The result is National needs to find $3.9b from somewhere else.
It comes after two earlier embarrassing errors in which National’s finance spokesman,
Paul Goldsmith, made a $4.3b miscalculation of NZ Super Fund contributions and $88m in capital spending which had come from an earlier set of forecasts.
But Goldsmith has denied the mistake this time, saying he left the line in Nationals Economic and Fiscal Plan for ‘‘consistency’’ with an earlier National plan.
Goldsmith told Stuff the missing billions will come from reallocating money collected in fuel taxes and road user charges in the National Land Transport
Fund (NLTF). But this appears to distance Goldsmith from his own budget, which explicitly states the money is coming from the core Crown balance sheet. The NLTF is not part of the core Crown balance sheet, but a fund which all revenue from fuel and road taxes flows into.

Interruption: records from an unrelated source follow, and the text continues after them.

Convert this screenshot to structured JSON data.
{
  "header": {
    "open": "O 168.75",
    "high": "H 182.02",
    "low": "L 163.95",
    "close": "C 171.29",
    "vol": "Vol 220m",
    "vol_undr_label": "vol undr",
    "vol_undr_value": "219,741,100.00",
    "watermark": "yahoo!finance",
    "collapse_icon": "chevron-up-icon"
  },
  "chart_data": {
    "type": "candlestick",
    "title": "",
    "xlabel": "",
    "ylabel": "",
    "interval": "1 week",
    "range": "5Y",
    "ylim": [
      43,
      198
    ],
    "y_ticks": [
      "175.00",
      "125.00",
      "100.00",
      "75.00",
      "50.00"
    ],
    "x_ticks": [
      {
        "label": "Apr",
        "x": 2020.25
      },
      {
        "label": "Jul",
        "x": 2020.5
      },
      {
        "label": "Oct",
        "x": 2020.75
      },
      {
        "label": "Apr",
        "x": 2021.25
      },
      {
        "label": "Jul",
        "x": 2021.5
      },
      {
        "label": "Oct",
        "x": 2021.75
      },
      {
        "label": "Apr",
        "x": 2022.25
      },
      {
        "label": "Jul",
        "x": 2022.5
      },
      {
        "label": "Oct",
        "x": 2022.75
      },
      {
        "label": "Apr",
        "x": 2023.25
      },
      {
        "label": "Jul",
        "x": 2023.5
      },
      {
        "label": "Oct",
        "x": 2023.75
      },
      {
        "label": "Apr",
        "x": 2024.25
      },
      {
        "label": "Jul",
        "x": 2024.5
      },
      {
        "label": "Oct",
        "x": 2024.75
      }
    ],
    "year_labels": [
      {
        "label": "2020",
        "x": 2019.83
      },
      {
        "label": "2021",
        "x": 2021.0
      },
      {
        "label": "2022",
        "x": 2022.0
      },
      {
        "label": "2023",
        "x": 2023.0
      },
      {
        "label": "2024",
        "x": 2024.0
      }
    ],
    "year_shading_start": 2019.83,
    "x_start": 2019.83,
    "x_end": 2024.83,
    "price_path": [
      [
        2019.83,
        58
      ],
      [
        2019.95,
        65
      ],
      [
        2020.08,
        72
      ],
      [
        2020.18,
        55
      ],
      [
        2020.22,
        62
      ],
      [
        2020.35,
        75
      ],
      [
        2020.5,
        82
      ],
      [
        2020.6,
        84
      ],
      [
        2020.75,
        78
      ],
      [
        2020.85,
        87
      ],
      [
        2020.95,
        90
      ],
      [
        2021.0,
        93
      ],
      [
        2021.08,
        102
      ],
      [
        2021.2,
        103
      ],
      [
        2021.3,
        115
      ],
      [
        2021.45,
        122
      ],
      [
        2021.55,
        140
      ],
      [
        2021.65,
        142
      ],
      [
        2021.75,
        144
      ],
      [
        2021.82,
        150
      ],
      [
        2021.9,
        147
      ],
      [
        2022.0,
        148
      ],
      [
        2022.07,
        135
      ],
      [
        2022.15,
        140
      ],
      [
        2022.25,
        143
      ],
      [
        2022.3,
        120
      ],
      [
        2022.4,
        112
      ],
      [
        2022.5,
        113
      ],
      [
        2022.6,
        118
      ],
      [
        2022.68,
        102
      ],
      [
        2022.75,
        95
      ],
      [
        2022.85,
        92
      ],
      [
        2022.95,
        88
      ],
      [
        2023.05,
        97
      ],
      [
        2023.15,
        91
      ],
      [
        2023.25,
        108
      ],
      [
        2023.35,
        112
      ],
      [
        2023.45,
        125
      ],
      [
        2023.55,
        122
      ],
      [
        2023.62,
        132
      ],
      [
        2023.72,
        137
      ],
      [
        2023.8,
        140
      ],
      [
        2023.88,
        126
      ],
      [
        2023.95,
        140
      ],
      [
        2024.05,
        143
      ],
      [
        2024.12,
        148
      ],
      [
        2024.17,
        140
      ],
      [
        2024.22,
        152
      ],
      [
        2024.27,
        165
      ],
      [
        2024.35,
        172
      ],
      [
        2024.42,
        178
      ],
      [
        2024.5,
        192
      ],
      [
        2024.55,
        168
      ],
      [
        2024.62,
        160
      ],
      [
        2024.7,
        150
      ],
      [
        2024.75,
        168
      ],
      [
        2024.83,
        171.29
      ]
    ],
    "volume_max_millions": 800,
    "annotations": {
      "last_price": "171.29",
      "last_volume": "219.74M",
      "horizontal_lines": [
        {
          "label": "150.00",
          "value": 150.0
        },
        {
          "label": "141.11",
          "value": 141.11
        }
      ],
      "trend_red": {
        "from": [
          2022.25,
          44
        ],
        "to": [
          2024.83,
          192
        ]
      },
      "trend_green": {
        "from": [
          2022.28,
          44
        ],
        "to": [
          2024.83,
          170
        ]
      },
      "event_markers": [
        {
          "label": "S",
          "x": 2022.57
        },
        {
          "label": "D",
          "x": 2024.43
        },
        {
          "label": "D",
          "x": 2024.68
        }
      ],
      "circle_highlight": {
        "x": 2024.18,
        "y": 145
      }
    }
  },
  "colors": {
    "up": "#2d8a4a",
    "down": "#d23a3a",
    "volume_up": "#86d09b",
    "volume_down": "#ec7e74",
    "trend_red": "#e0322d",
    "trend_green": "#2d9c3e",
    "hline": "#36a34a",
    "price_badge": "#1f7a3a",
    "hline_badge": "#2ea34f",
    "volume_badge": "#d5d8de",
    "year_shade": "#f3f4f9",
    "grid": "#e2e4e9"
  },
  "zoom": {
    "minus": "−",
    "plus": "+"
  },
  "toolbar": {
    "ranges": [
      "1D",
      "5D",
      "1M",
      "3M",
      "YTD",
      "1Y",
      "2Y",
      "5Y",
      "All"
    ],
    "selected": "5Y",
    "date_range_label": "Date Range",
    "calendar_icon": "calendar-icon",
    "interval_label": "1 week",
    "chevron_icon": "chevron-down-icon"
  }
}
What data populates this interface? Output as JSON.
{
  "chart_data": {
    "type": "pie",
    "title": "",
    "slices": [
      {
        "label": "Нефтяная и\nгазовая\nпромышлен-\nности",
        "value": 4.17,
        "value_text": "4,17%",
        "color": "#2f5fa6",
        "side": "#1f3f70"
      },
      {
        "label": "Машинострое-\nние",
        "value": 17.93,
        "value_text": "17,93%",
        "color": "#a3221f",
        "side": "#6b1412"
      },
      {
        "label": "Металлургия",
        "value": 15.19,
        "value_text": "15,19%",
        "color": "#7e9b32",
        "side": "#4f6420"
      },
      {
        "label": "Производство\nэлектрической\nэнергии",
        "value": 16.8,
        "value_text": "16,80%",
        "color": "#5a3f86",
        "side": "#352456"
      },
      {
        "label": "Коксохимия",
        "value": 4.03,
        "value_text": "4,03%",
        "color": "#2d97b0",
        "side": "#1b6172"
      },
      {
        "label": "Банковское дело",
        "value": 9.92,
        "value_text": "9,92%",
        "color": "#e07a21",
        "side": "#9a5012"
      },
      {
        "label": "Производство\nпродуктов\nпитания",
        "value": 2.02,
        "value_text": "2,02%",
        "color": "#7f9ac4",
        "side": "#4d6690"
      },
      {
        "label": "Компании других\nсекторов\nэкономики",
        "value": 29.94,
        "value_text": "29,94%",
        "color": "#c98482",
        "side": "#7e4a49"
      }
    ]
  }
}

Goldsmith’s claim also contradicts the National Party’s costings vetted by economic agency NZIER. The document they released alongside Goldsmith’s alternative budget lists
the NZ Upgrade programme as a distinct funding line.
When approached by Stuff, Goldsmith said the release of the Government’s final transport plan earlier this month had prompted him to change the way he would fund his transport package. Goldsmith said the $3.9b would come from the NLTF, which is the pot of money NZTA uses to maintain roads and build new ones.
Yet, Goldsmith’s alternative budget also has a line for NLTF reallocations – which is distinct from the line for unallocated NZ Upgrade spending. Goldsmith says this was deliberate.
‘‘We retained the label ‘Unallocated NZ Upgrade Programme’ in our Fiscal Plan for consistency, although it could just as easily been added to the NLTF reprioritisation line,’’ he said.
The potential error comes from changes National made to its transport policy between when it was announced in July, and when the transport costings finally appeared in Goldsmith’s alternative budget last Friday.
In National’s original plan, the party’s transport spokesman, Chris Bishop, said he would spend $3.9b of the money the Government had left over from its $12b NZ Upgrade plan announced in January.
The Government had spent $8b of this at the time, keeping $4b stashed away for projects that would be announced in the 2020-2023 budgets.
But there was a problem with National reprioritising this money: the Government had already dropped it into another budget funding line, the multiyear capital allowance.
The budget lines National appears to have double-counted are the NZ Upgrade Programme and the capital allowances.
National has counted the NZ Upgrade Programme funding as a distinct pot of funding separate from the capital allowances when in fact they are one and the same.